Kylie Griffin is a zydeco teacher at Dozier Elementary in Erath. She was honored as one of Yamaha's 2023, "40 under 40" nominees.
An achievement she says is rarely given to grade school teachers like herself.
"I wasn't aware of the award, but I got the email that said I was nominated. and I was pleasantly surprised because I don't do it for awards. I do it to save our culture but it's nice to be recognized for what you are doing,” Griffin said.
According to Yamaha—-Griffin's love for Zydeco started during her graduate studies at the University of Louisiana at Lafayette, where she played in the Ragin' Steppers band.
After graduating, Griffin and her husband, Gregg, started their own group called Poisson Rouge.
She says her goal is to create lifelong musicians that will preserve Cajun and Creole music.
“Our grandparents were humiliated and abused for speaking French. That’s why I teach Cajun and Créole French songs to my students as well as use French in my classroom,” Griffin told Yamaha.
According to Griffin, French was banned in Louisiana schools to Americanize the state's population in 1921.
Outside her music classroom, Griffin finds time to promote the area’s music through groups like the Bayou Tigre Steppers, the state’s first school-sponsored, student-led zydeco ensemble, which she started in 2021.
The Bayou Tigre Steppers consist of older students who want to continue playing the music of their families. “My goal with this ensemble is to create lifelong musicians who can preserve and continue our beautiful culture,” she says.
Yamaha launched the "40 under 40" music education advocacy program in 2021 to celebrate and recognize outstanding music educators who are making a difference by growing and strengthening their music programs.
The music production company states—-Griffin has qualities of action, courage, creativity, and growth, and is keeping the music, culture, and language of South Louisiana alive in her classroom.
Griffin also started Petits Cajuns, a Cajun French music camp, with her husband and Jason Harrington — both music teachers in the district. Camp attendees choose to learn accordion, fiddle, or acoustic guitar.

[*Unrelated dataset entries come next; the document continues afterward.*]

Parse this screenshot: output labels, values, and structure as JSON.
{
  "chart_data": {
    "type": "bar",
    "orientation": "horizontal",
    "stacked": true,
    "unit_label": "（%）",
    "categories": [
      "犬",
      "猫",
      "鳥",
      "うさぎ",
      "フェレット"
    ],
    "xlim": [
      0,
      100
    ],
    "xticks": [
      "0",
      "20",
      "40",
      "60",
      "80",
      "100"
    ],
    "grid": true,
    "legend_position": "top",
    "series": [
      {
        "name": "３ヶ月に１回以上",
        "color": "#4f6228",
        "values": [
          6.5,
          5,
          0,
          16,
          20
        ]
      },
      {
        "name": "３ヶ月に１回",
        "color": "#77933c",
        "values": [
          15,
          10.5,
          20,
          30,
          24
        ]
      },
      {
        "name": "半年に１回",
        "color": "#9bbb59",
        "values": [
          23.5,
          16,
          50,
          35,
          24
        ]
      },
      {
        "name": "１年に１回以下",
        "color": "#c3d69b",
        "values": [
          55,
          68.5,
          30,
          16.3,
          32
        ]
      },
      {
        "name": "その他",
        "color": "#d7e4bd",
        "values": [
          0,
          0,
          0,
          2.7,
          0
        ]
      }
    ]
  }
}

“Our goal as music educators is to create lifelong musicians who want to continue to play in some capacity after they leave our music program, even if that means singing or playing songs for their children later down the road,” she says. “I hope that students in my classes, the Bayou Tigre Steppers, and campers at Pettis Cajuns will continue to play and sing Cajun, Créole French, and zydeco music!”